Il testo ricorda l’ultima adunanza presieduta da Giosuè. Questa meravigliosa introduzione retrospettiva ricorda come il Signore operò per il popolo di Israele fino al Giordano.

L’anziano condottiero evoca i fatti più salienti delle vicende vissute dai loro padri; egli è ormai l’unico testimone rimasto di quei fatti gloriosi. Le opere stupefacenti compiute dal Signore nel passato, avrebbero dovuto costituire un severo monito per il popolo, spingendolo a rinnovare il patto con Dio per l’avvenire.

Il particolare che più ci colpisce in tutta questa vicenda è che Giosuè, all’età di circa centodieci anni poteva ancora annunciare la Parola dell’Eterno con vigore e convinzione. Esiste una giovinezza dello spirito che oltrepassa la caducità e la finitezza proprie dell’esperienza umana. Giosuè può parlare dall’alto di una lunga esistenza, illuminata dalla fedeltà a Dio e dalle opere potenti da Lui compiute.

Egli è d’esempio a tutti i credenti che, come lui, sono usciti “dall’Egitto” del peccato e passati attraverso le esperienze del deserto della vita, riuscendo a entrare nel territorio delle benedizioni divine. Giosuè è l’antenato di tutti quei cristiani che sanno essere fino alla fine di incoraggiamento a quanti si sono posti dopo di loro sulla via dell’ubbidienza a Dio.

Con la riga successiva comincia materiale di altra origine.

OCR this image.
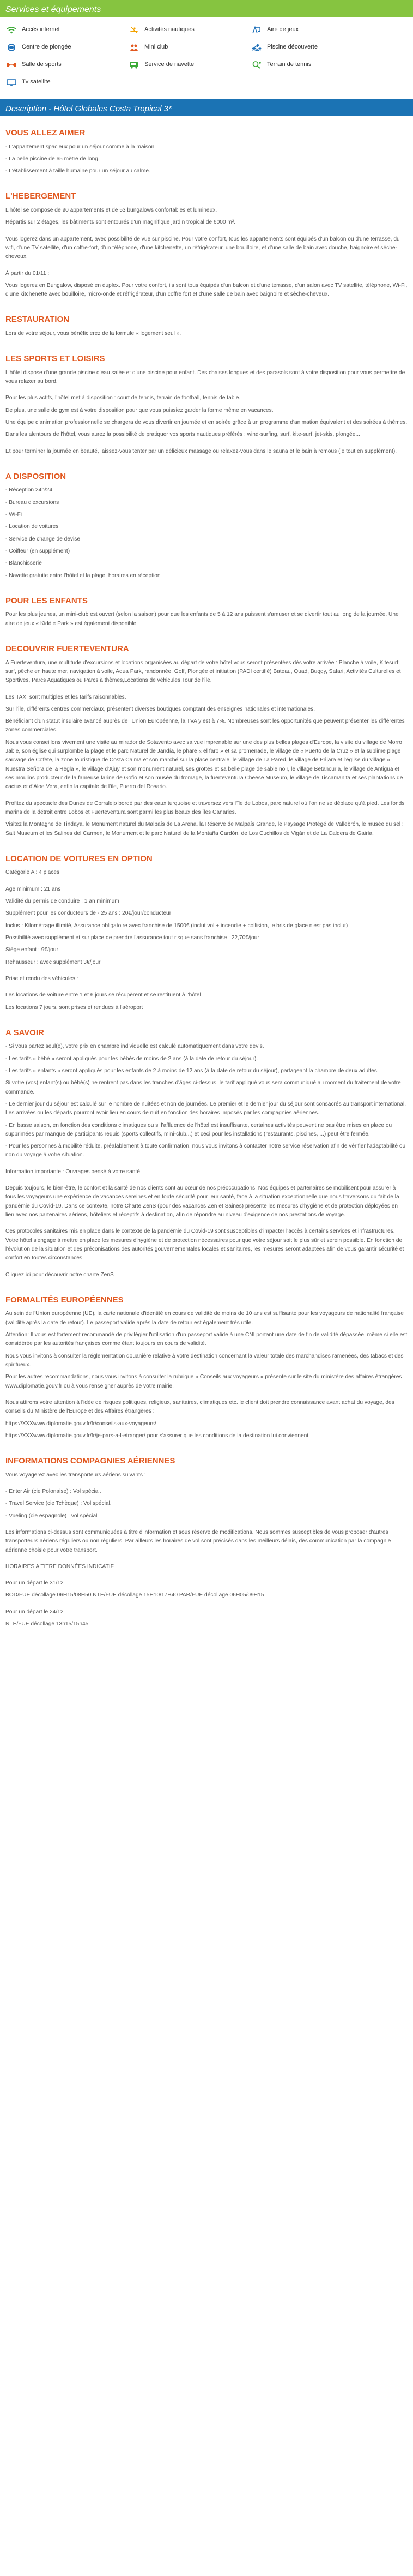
Services et équipements
Accès internet	Activités nautiques	Aire de jeux
Centre de plongée	Mini club	Piscine découverte
Salle de sports	Service de navette	Terrain de tennis
Tv satellite
Description - Hôtel Globales Costa Tropical 3*
VOUS ALLEZ AIMER

- L'appartement spacieux pour un séjour comme à la maison.

- La belle piscine de 65 mètre de long.

- L'établissement à taille humaine pour un séjour au calme.

L'HEBERGEMENT

L'hôtel se compose de 90 appartements et de 53 bungalows confortables et lumineux.

Répartis sur 2 étages, les bâtiments sont entourés d'un magnifique jardin tropical de 6000 m².

Vous logerez dans un appartement, avec possibilité de vue sur piscine. Pour votre confort, tous les appartements sont équipés d'un balcon ou d'une terrasse, du wifi, d'une TV satellite, d'un coffre-fort, d'un téléphone, d'une kitchenette, un réfrigérateur, une bouilloire, et d'une salle de bain avec douche, baignoire et sèche-cheveux.

À partir du 01/11 :

Vous logerez en Bungalow, disposé en duplex. Pour votre confort, ils sont tous équipés d'un balcon et d'une terrasse, d'un salon avec TV satellite, téléphone, Wi-Fi, d'une kitchenette avec bouilloire, micro-onde et réfrigérateur, d'un coffre fort et d'une salle de bain avec baignoire et sèche-cheveux.

RESTAURATION

Lors de votre séjour, vous bénéficierez de la formule « logement seul ».

LES SPORTS ET LOISIRS

L'hôtel dispose d'une grande piscine d'eau salée et d'une piscine pour enfant. Des chaises longues et des parasols sont à votre disposition pour vous permettre de vous relaxer au bord.

Pour les plus actifs, l'hôtel met à disposition : court de tennis, terrain de football, tennis de table.

De plus, une salle de gym est à votre disposition pour que vous puissiez garder la forme même en vacances.

Une équipe d'animation professionnelle se chargera de vous divertir en journée et en soirée grâce à un programme d'animation équivalent et des soirées à thèmes.

Dans les alentours de l'hôtel, vous aurez la possibilité de pratiquer vos sports nautiques préférés : wind-surfing, surf, kite-surf, jet-skis, plongée...

Et pour terminer la journée en beauté, laissez-vous tenter par un délicieux massage ou relaxez-vous dans le sauna et le bain à remous (le tout en supplément).

A DISPOSITION

- Réception 24h/24

- Bureau d'excursions

- Wi-Fi

- Location de voitures

- Service de change de devise

- Coiffeur (en supplément)

- Blanchisserie

- Navette gratuite entre l'hôtel et la plage, horaires en réception

POUR LES ENFANTS

Pour les plus jeunes, un mini-club est ouvert (selon la saison) pour que les enfants de 5 à 12 ans puissent s'amuser et se divertir tout au long de la journée. Une aire de jeux « Kiddie Park » est également disponible.

DECOUVRIR FUERTEVENTURA

A Fuerteventura, une multitude d'excursions et locations organisées au départ de votre hôtel vous seront présentées dès votre arrivée : Planche à voile, Kitesurf, surf, pêche en haute mer, navigation à voile, Aqua Park, randonnée, Golf, Plongée et initiation (PADI certifié) Bateau, Quad, Buggy, Safari, Activités Culturelles et Sportives, Parcs Aquatiques ou Parcs à thèmes,Locations de véhicules,Tour de l'île.

Les TAXI sont multiples et les tarifs raisonnables.

Sur l'île, différents centres commerciaux, présentent diverses boutiques comptant des enseignes nationales et internationales.

Bénéficiant d'un statut insulaire avancé auprès de l'Union Européenne, la TVA y est à 7%. Nombreuses sont les opportunités que peuvent présenter les différentes zones commerciales.

Nous vous conseillons vivement une visite au mirador de Sotavento avec sa vue imprenable sur une des plus belles plages d'Europe, la visite du village de Morro Jable, son église qui surplombe la plage et le parc Naturel de Jandía, le phare « el faro » et sa promenade, le village de « Puerto de la Cruz » et la sublime plage sauvage de Cofete, la zone touristique de Costa Calma et son marché sur la place centrale, le village de La Pared, le village de Pájara et l'église du village « Nuestra Señora de la Regla », le village d'Ajuy et son monument naturel, ses grottes et sa belle plage de sable noir, le village Betancuria, le village de Antigua et ses moulins producteur de la fameuse farine de Gofio et son musée du fromage, la fuerteventura Cheese Museum, le village de Tiscamanita et ses plantations de cactus et d'Aloe Vera, enfin la capitale de l'île, Puerto del Rosario.

Profitez du spectacle des Dunes de Corralejo bordé par des eaux turquoise et traversez vers l'île de Lobos, parc naturel où l'on ne se déplace qu'à pied. Les fonds marins de la détroit entre Lobos et Fuerteventura sont parmi les plus beaux des îles Canaries.

Visitez la Montagne de Tindaya, le Monument naturel du Malpaís de La Arena, la Réserve de Malpaís Grande, le Paysage Protégé de Vallebrón, le musée du sel : Salt Museum et les Salines del Carmen, le Monument et le parc Naturel de la Montaña Cardón, de Los Cuchillos de Vigán et de La Caldera de Gairía.

LOCATION DE VOITURES EN OPTION

Catégorie A : 4 places

Age minimum : 21 ans

Validité du permis de conduire : 1 an minimum

Supplément pour les conducteurs de - 25 ans : 20€/jour/conducteur

Inclus : Kilométrage illimité, Assurance obligatoire avec franchise de 1500€ (inclut vol + incendie + collision, le bris de glace n'est pas inclut)

Possibilité avec supplément et sur place de prendre l'assurance tout risque sans franchise : 22,70€/jour

Siège enfant : 9€/jour

Rehausseur : avec supplément 3€/jour

Prise et rendu des véhicules :

Les locations de voiture entre 1 et 6 jours se récupèrent et se restituent à l'hôtel

Les locations 7 jours, sont prises et rendues à l'aéroport

A SAVOIR

- Si vous partez seul(e), votre prix en chambre individuelle est calculé automatiquement dans votre devis.

- Les tarifs « bébé » seront appliqués pour les bébés de moins de 2 ans (à la date de retour du séjour).

- Les tarifs « enfants » seront appliqués pour les enfants de 2 à moins de 12 ans (à la date de retour du séjour), partageant la chambre de deux adultes.

Si votre (vos) enfant(s) ou bébé(s) ne rentrent pas dans les tranches d'âges ci-dessus, le tarif appliqué vous sera communiqué au moment du traitement de votre commande.

- Le dernier jour du séjour est calculé sur le nombre de nuitées et non de journées. Le premier et le dernier jour du séjour sont consacrés au transport international. Les arrivées ou les départs pourront avoir lieu en cours de nuit en fonction des horaires imposés par les compagnies aériennes.

- En basse saison, en fonction des conditions climatiques ou si l'affluence de l'hôtel est insuffisante, certaines activités peuvent ne pas être mises en place ou supprimées par manque de participants requis (sports collectifs, mini-club...) et ceci pour les installations (restaurants, piscines, ...) peut être fermée.

- Pour les personnes à mobilité réduite, préalablement à toute confirmation, nous vous invitons à contacter notre service réservation afin de vérifier l'adaptabilité ou non du voyage à votre situation.

Information importante : Ouvrages pensé à votre santé

Depuis toujours, le bien-être, le confort et la santé de nos clients sont au cœur de nos préoccupations. Nos équipes et partenaires se mobilisent pour assurer à tous les voyageurs une expérience de vacances sereines et en toute sécurité pour leur santé, face à la situation exceptionnelle que nous traversons du fait de la pandémie du Covid-19. Dans ce contexte, notre Charte ZenS (pour des vacances Zen et Saines) présente les mesures d'hygiène et de protection déployées en lien avec nos partenaires aériens, hôteliers et réceptifs à destination, afin de répondre au niveau d'exigence de nos prestations de voyage.

Ces protocoles sanitaires mis en place dans le contexte de la pandémie du Covid-19 sont susceptibles d'impacter l'accès à certains services et infrastructures. Votre hôtel s'engage à mettre en place les mesures d'hygiène et de protection nécessaires pour que votre séjour soit le plus sûr et serein possible. En fonction de l'évolution de la situation et des préconisations des autorités gouvernementales locales et sanitaires, les mesures seront adaptées afin de vous garantir sécurité et confort en toutes circonstances.

Cliquez ici pour découvrir notre charte ZenS

FORMALITÉS EUROPÉENNES

Au sein de l'Union européenne (UE), la carte nationale d'identité en cours de validité de moins de 10 ans est suffisante pour les voyageurs de nationalité française (validité après la date de retour). Le passeport valide après la date de retour est également très utile.

Attention: Il vous est fortement recommandé de privilégier l'utilisation d'un passeport valide à une CNI portant une date de fin de validité dépassée, même si elle est considérée par les autorités françaises comme étant toujours en cours de validité.

Nous vous invitons à consulter la réglementation douanière relative à votre destination concernant la valeur totale des marchandises ramenées, des tabacs et des spiritueux.

Pour les autres recommandations, nous vous invitons à consulter la rubrique « Conseils aux voyageurs » présente sur le site du ministère des affaires étrangères www.diplomatie.gouv.fr ou à vous renseigner auprès de votre mairie.

Nous attirons votre attention à l'idée de risques politiques, religieux, sanitaires, climatiques etc. le client doit prendre connaissance avant achat du voyage, des conseils du Ministère de l'Europe et des Affaires étrangères :

https://XXXwww.diplomatie.gouv.fr/fr/conseils-aux-voyageurs/

https://XXXwww.diplomatie.gouv.fr/fr/je-pars-a-l-etranger/ pour s'assurer que les conditions de la destination lui conviennent.

INFORMATIONS COMPAGNIES AÉRIENNES

Vous voyagerez avec les transporteurs aériens suivants :

- Enter Air (cie Polonaise) : Vol spécial.

- Travel Service (cie Tchèque) : Vol spécial.

- Vueling (cie espagnole) : vol spécial

Les informations ci-dessus sont communiquées à titre d'information et sous réserve de modifications. Nous sommes susceptibles de vous proposer d'autres transporteurs aériens réguliers ou non réguliers. Par ailleurs les horaires de vol sont précisés dans les meilleurs délais, dès communication par la compagnie aérienne choisie pour votre transport.

HORAIRES A TITRE DONNÉES INDICATIF

Pour un départ le 31/12

BOD/FUE décollage 06H15/08H50 NTE/FUE décollage 15H10/17H40 PAR/FUE décollage 06H05/09H15

Pour un départ le 24/12

NTE/FUE décollage 13h15/15h45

Il sommario delle gesta dell’Eterno in favore del Suo popolo è riportato nel testo, per rammentare ai credenti di ogni tempo che il Signore, dopo aver operato “anticamente”, continua ad adoperarsi per il bene della Sua Chiesa, se questa lo saprà riconoscere e servire fedelmente.

L’esortazione è diretta a non porsi al servizio di “altri dèi” ma a mettere Dio al primo posto in ogni particolare della nostra vita.